Income inequality is a symptom, not the disease. People realize that now. They see the symptom erupting in all directions, but, at a visceral level, they can sense the deeper pathology at work in their lives. The disease is a lack of accountability, a failure of the responsible institutions, political and otherwise, to do their jobs as a check on the inebriate gluttony of the financial sector of the economy, abetted by its pet economists and its legions of fans in the business media, and the disease is also a political system so awash with the proceeds that it can’t clear a space to do anything about making whole the victims of this reckless pilferage. Income inequality is the medical shorthand.
The butcher’s bill will run to volumes.
Appreciated, Doctor – except that “lack of accountability” is also a symptom, or perhaps something of an understatement or euphemism.
To review: The international political-economic system began to run aground in the late ’60s. It took a decade for a patch to be put into place that for the United States amounted to putting the entire country, public and private, on credit cards, so that wages could be frozen, profits could continue to accumulate, and surpluses could be absorbed where rates of growth could be sustained: financialization. A generation later, the absolute crisis – the final crisis in principle, but not necessarily the last actual poltiical crisis – of that financialized system finally commenced system-wide, globally.
The lack of “accountability” – itself a quasi-financial term – not only preceded this period, but was already its basis from the outset, as a characteristic of the system as a whole. The imposition of accountability, the coming to accounts, would be a challenge to an entire system based on denial, implying a predicament insusceptible to mere adjustment, but with an appearance and, under the law of diminishing returns, a fading reality of manageability when observed from proximity to the centers of unaccountable power and privilege.
Pierce’s entire post is as readable as always, but approaches a higher level of abstraction than usual for him or for most bloggers and pundits. It shows how a leftish but not quite leftist pundit, writing in the pages of Esquire (whose now-available January cover story is on the “American Class System“), can express himself convincingly as a neo-Marxist revolutionary without ever putting it in so many dangerous and intolerable words.
Pierce’s analysis put me immediately in mind of a line from Jonathan Chait, from an otherwise little-remarked post, also on the question of income inequality and the ability, or inability, of the American political system to address it. Describing the frustrating limits of Obama’s version of “New Nationalism,” Chait explains how neither Obama nor anyone else on the current American political scene is prepared to address the real basis of inequality, which is inequality per se – the non-equivalence of power (including power as wealth) that re-produces itself through income inequality.

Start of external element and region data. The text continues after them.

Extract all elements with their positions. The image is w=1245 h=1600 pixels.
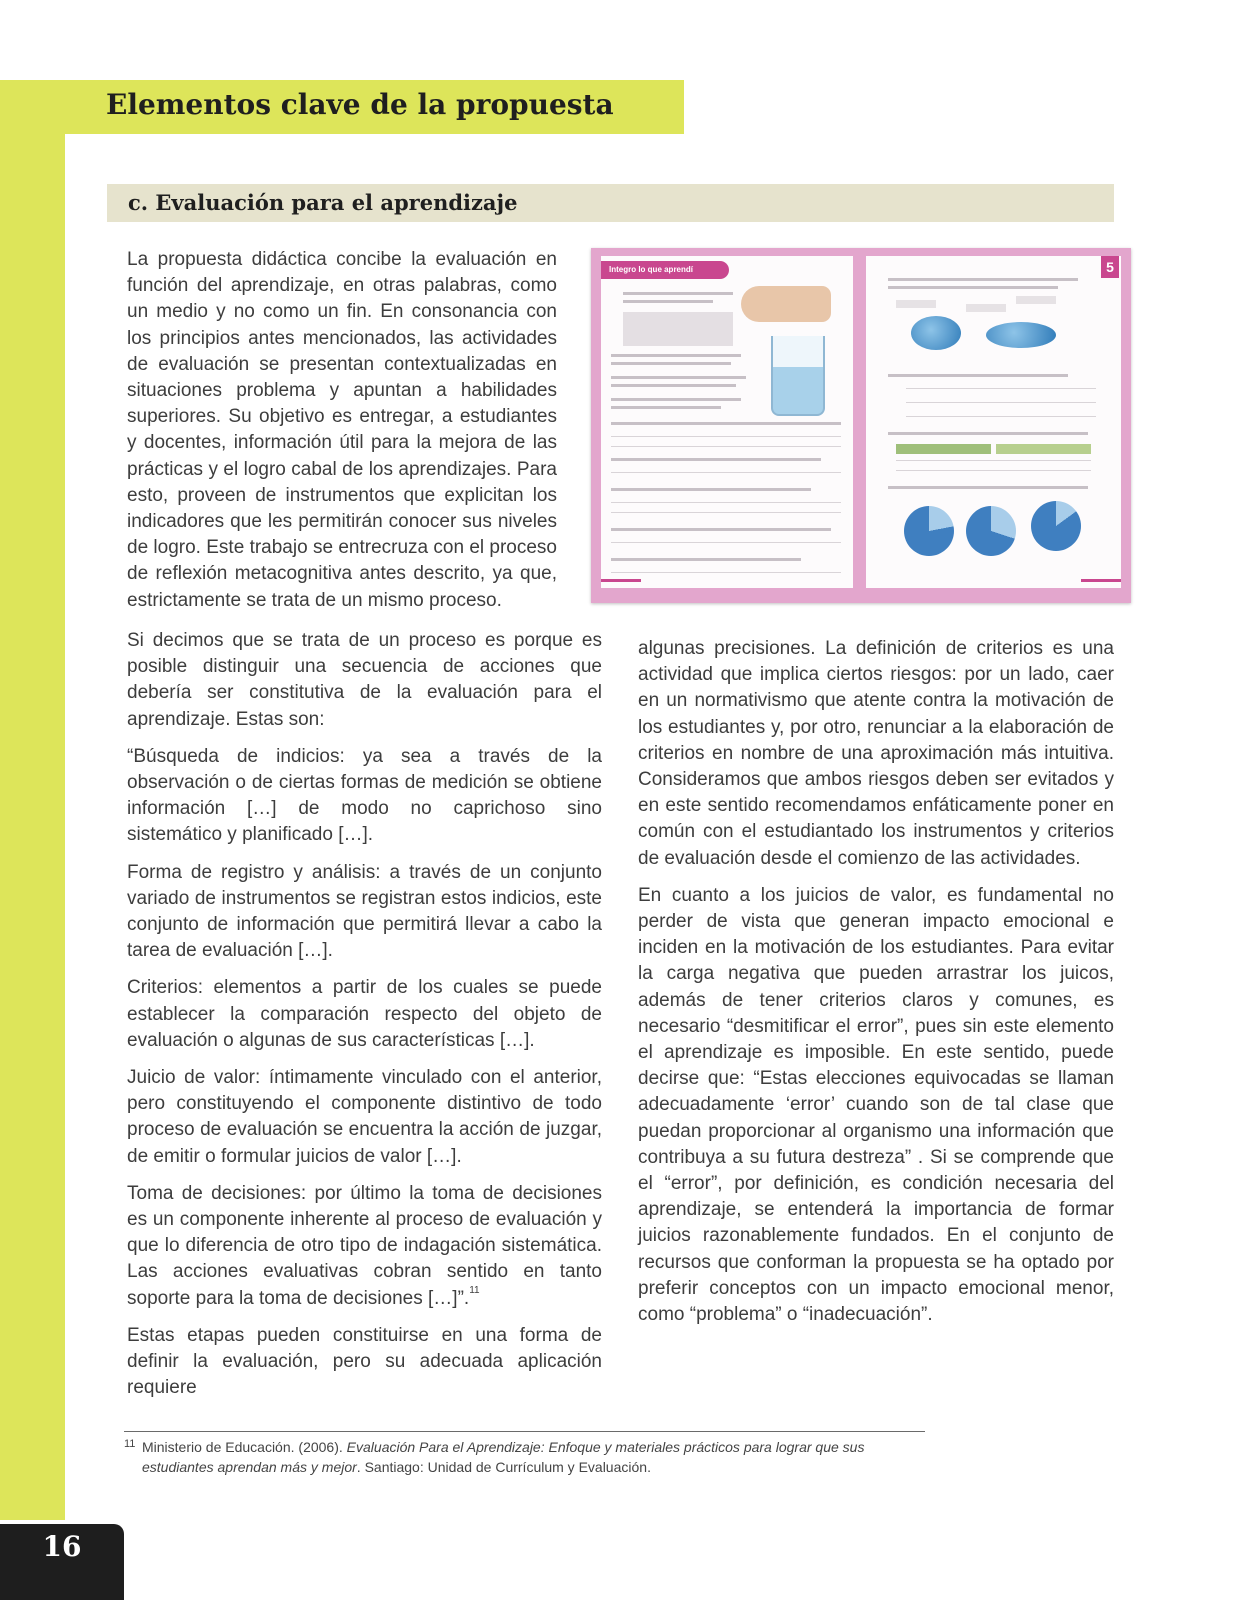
footnote-number: 11 bbox=[124, 1438, 136, 1450]
hand-illustration bbox=[741, 286, 831, 322]
pie-chart-1 bbox=[904, 506, 954, 556]
footnote-suffix: . Santiago: Unidad de Currículum y Evaluación. bbox=[356, 1459, 651, 1475]
water-flow-illustration bbox=[986, 322, 1056, 348]
pie-chart-2 bbox=[966, 506, 1016, 556]
water-drop-illustration bbox=[911, 316, 961, 350]
footnote-reference[interactable]: 11 bbox=[469, 1284, 480, 1296]
footnote bbox=[124, 1437, 924, 1477]
table-header-right bbox=[996, 444, 1091, 454]
pie-chart-3 bbox=[1031, 501, 1081, 551]
left-paragraph-2: “Búsqueda de indicios: ya sea a través de la observación o de ciertas formas de medición se obtiene información […] de modo no caprichoso sino sistemático y planificado […]. bbox=[127, 745, 602, 846]
left-column bbox=[127, 628, 602, 1412]
footnote-text bbox=[142, 1437, 924, 1477]
book-spread-thumbnail bbox=[591, 248, 1131, 603]
footnote-title: Evaluación Para el Aprendizaje: Enfoque y materiales prácticos para lograr que sus estudiantes aprendan más y mejor bbox=[142, 1439, 865, 1475]
thumbnail-right-page bbox=[866, 256, 1121, 588]
thumbnail-page-number: 5 bbox=[1101, 256, 1119, 278]
beaker-illustration bbox=[771, 336, 825, 416]
right-paragraph-1: algunas precisiones. La definición de criterios es una actividad que implica ciertos riesgos: por un lado, caer en un normativismo que atente contra la motivación de los estudiantes y, por otro, renunciar a la elaboración de criterios en nombre de una aproximación más intuitiva. Consideramos que ambos riesgos deben ser evitados y en este sentido recomendamos enfáticamente poner en común con el estudiantado los instrumentos y criterios de evaluación desde el comienzo de las actividades. bbox=[638, 638, 1114, 869]
right-column bbox=[638, 636, 1114, 1339]
left-paragraph-6 bbox=[127, 1181, 602, 1312]
left-paragraph-6-text: Toma de decisiones: por último la toma de decisiones es un componente inherente al proceso de evaluación y que lo diferencia de otro tipo de indagación sistemática. Las acciones evaluativas cobran sentido en tanto soporte para la toma de decisiones […]”. bbox=[127, 1182, 602, 1309]
left-paragraph-3: Forma de registro y análisis: a través de un conjunto variado de instrumentos se registran estos indicios, este conjunto de información que permitirá llevar a cabo la tarea de evaluación […]. bbox=[127, 861, 602, 962]
thumbnail-note-box bbox=[623, 312, 733, 346]
left-paragraph-1: Si decimos que se trata de un proceso es porque es posible distinguir una secuencia de acciones que debería ser constitutiva de la evaluación para el aprendizaje. Estas son: bbox=[127, 630, 602, 730]
sidebar-band bbox=[0, 80, 65, 1520]
thumbnail-left-page bbox=[601, 256, 853, 588]
page-title: Elementos clave de la propuesta bbox=[106, 88, 614, 121]
intro-paragraph: La propuesta didáctica concibe la evaluación en función del aprendizaje, en otras palabras, como un medio y no como un fin. En consonancia con los principios antes mencionados, las actividades de evaluación se presentan contextualizadas en situaciones problema y apuntan a habilidades superiores. Su objetivo es entregar, a estudiantes y docentes, información útil para la mejora de las prácticas y el logro cabal de los aprendizajes. Para esto, proveen de instrumentos que explicitan los indicadores que les permitirán conocer sus niveles de logro. Este trabajo se entrecruza con el proceso de reflexión metacognitiva antes descrito, ya que, estrictamente se trata de un mismo proceso. bbox=[127, 249, 557, 611]
left-paragraph-5: Juicio de valor: íntimamente vinculado con el anterior, pero constituyendo el componente distintivo de todo proceso de evaluación se encuentra la acción de juzgar, de emitir o formular juicios de valor […]. bbox=[127, 1067, 602, 1167]
left-paragraph-7: Estas etapas pueden constituirse en una forma de definir la evaluación, pero su adecuada aplicación requiere bbox=[127, 1324, 602, 1399]
footnote-prefix: Ministerio de Educación. (2006). bbox=[142, 1439, 347, 1455]
right-paragraph-2: En cuanto a los juicios de valor, es fundamental no perder de vista que generan impacto emocional e inciden en la motivación de los estudiantes. Para evitar la carga negativa que pueden arrastrar los juicos, además de tener criterios claros y comunes, es necesario “desmitificar el error”, pues sin este elemento el aprendizaje es imposible. En este sentido, puede decirse que: “Estas elecciones equivocadas se llaman adecuadamente ‘error’ cuando son de tal clase que puedan proporcionar al organismo una información que contribuya a su futura destreza” . Si se comprende que el “error”, por definición, es condición necesaria del aprendizaje, se entenderá la importancia de formar juicios razonablemente fundados. En el conjunto de recursos que conforman la propuesta se ha optado por preferir conceptos con un impacto emocional menor, como “problema” o “inadecuación”. bbox=[638, 884, 1114, 1326]
table-header-left bbox=[896, 444, 991, 454]
footnote-rule bbox=[124, 1431, 925, 1432]
page-number: 16 bbox=[42, 1530, 82, 1563]
left-paragraph-4: Criterios: elementos a partir de los cuales se puede establecer la comparación respecto del objeto de evaluación o algunas de sus características […]. bbox=[127, 977, 602, 1051]
intro-column bbox=[127, 247, 557, 625]
section-title: c. Evaluación para el aprendizaje bbox=[128, 190, 518, 215]
thumbnail-tab: Integro lo que aprendí bbox=[601, 261, 729, 279]
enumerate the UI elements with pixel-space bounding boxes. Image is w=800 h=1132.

Chait’s term of art for the vast and enduring inequality of assets is “pre-transfer inequality.” His conclusion:
I remain unconvinced that there is a useful plan that can actually reverse or halt growing pre-transfer inequality at an acceptable price, and even if there were, it’s impossible to imagine the U.S. political system ever enacting it.

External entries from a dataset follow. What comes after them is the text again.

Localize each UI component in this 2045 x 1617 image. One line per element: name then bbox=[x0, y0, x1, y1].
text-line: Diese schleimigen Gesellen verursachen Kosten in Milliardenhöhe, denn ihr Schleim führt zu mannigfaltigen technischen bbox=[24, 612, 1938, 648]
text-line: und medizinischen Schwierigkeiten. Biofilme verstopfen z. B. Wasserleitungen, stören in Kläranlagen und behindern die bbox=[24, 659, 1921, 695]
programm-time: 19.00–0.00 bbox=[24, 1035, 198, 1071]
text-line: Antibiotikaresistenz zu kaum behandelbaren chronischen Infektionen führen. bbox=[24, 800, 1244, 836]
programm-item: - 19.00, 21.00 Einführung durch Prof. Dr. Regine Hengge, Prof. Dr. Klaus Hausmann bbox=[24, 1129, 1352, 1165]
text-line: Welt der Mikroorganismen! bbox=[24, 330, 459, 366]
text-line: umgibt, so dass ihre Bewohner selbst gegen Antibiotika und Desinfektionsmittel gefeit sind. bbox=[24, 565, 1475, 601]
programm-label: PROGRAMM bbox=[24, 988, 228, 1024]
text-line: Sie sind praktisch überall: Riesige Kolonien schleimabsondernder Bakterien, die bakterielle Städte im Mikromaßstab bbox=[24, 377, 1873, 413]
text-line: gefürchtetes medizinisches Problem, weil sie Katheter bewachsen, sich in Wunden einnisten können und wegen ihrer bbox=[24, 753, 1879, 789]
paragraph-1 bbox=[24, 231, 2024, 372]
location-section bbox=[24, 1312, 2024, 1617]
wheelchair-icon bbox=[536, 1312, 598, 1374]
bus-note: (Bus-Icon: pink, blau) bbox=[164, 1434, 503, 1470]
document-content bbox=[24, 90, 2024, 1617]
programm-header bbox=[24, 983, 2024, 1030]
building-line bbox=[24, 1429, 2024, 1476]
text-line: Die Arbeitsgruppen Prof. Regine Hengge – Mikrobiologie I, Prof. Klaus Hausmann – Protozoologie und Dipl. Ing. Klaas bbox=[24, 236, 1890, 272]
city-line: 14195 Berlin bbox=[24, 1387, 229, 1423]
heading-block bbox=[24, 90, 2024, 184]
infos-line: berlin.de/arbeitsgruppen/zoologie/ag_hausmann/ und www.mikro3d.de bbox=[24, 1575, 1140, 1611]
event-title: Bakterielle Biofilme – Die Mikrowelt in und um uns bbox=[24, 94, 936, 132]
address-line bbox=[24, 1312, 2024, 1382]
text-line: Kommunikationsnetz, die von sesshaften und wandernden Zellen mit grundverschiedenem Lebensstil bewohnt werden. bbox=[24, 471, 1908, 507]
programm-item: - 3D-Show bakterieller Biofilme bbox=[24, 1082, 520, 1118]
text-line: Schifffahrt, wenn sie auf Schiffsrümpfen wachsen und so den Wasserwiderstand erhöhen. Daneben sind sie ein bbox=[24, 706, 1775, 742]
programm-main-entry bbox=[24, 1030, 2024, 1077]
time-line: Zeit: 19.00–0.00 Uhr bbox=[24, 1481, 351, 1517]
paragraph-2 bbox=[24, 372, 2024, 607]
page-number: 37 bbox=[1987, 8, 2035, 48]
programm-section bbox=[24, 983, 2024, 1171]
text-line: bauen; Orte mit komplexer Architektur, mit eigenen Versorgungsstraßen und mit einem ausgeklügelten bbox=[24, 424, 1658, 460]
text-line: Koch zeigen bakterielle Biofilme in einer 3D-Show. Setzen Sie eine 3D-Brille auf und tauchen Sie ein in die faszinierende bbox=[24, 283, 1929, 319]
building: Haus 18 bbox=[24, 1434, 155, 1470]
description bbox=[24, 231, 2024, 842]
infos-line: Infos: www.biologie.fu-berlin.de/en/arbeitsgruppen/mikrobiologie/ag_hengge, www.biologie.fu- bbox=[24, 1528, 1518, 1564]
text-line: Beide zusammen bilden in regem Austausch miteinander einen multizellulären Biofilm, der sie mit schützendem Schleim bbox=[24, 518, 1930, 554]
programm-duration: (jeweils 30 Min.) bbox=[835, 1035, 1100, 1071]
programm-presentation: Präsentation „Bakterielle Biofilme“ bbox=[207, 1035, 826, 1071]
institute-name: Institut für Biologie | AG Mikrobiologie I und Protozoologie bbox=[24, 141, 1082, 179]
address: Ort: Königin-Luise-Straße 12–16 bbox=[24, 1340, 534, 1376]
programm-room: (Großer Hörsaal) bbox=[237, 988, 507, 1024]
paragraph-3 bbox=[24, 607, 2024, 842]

Read today, and perhaps at any other previous time in the history of the United States of America, the above quite reasonable observation sets the limits of political change, and re-states the definition of a political system that originated in the ideal of protecting the individual and his property from absolute power. At the limits of economic expansion, at the coming due of accounts – perhaps now, perhaps after a few more years or a decade of the absolute crisis – Chait’s words convert immediately into a revolutionary credo: If the system cannot enact what the system must enact, then the system must be replaced.